Abstract

The transfer of heat and dissolved oxygen (DO) through water is important to understand the phenomenon of ponded water in a paddy soil. The heat from solar radiation is absorbed at the soil surface and transferred into the ponded water by convection. This study clarified the dynamics of DO, as well as the role of convection in water in DO transfer in the ponded water of a paddy field. DO concentration in the ponded water of a paddy field was measured in situ in the daytime and during the night. The results were confirmed in lab-scale model experiments. The DO concentration and temperature profiles in the ponded water of a lab-scale paddy field model were investigated under convective and non-convective conditions using solar radiation and infrared radiation, respectively. Under the ponded condition, solar radiation was absorbed at the soil surface whereas infrared radiation was absorbed at the water surface and thereby convective and non-convective conditions were generated, respectively.

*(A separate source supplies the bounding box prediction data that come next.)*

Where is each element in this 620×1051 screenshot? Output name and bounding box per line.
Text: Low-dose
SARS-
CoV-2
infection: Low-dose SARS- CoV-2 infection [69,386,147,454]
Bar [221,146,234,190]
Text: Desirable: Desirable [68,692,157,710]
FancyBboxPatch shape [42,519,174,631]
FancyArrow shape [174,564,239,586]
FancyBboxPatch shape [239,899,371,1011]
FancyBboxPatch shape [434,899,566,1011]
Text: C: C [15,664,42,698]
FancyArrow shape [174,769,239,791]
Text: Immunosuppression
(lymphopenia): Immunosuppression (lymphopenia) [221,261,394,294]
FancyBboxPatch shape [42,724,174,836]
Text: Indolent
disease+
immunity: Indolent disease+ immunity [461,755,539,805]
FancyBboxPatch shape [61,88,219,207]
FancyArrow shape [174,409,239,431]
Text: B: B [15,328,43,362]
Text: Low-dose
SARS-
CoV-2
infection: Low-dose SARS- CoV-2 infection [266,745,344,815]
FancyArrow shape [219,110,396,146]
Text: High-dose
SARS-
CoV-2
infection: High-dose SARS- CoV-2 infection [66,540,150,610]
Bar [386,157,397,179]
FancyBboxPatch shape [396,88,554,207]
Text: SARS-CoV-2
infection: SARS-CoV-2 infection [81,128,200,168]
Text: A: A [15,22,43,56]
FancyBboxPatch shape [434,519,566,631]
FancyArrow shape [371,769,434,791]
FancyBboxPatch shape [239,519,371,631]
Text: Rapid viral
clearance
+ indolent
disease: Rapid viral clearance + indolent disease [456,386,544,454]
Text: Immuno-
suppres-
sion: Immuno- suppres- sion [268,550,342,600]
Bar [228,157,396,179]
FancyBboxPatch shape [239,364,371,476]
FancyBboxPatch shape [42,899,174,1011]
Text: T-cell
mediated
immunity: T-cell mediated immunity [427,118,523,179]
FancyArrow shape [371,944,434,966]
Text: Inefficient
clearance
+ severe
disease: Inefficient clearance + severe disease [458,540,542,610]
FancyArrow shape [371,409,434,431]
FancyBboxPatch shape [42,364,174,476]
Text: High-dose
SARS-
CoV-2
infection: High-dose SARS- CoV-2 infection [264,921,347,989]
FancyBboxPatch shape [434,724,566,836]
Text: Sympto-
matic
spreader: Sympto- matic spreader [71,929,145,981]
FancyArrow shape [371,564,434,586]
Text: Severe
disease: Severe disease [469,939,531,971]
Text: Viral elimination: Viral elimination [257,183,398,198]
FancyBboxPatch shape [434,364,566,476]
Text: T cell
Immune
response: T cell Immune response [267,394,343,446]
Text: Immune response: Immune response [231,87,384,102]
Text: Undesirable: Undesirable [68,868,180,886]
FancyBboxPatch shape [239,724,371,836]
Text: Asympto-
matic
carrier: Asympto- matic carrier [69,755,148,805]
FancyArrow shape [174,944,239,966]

The diurnal variation in DO concentration was closely related to the intensity of solar radiation. Oxygen generation by micro-algae and its subsequent circulation by convection resulted in uniform DO concentration profiles, with super-saturated values in the ponded water in the daytime. Eventually oxygen was released to the atmosphere by deaeration until DO in water was depleted to the saturated level. During the night the oxygen moved from the atmosphere into the water surface by reaeration which depends on the oxygen deficit related to saturation. The oxygen deficit is caused by the respiration of microorganisms. The oxygen, that moved from the atmosphere to the water surface, was transferred to the soil surface by convection in the water layer. Thus convection plays an important role in the DO transfer in the ponded water of a paddy field. The DO dynamics is correlated with biological processes in the ponded paddy soil.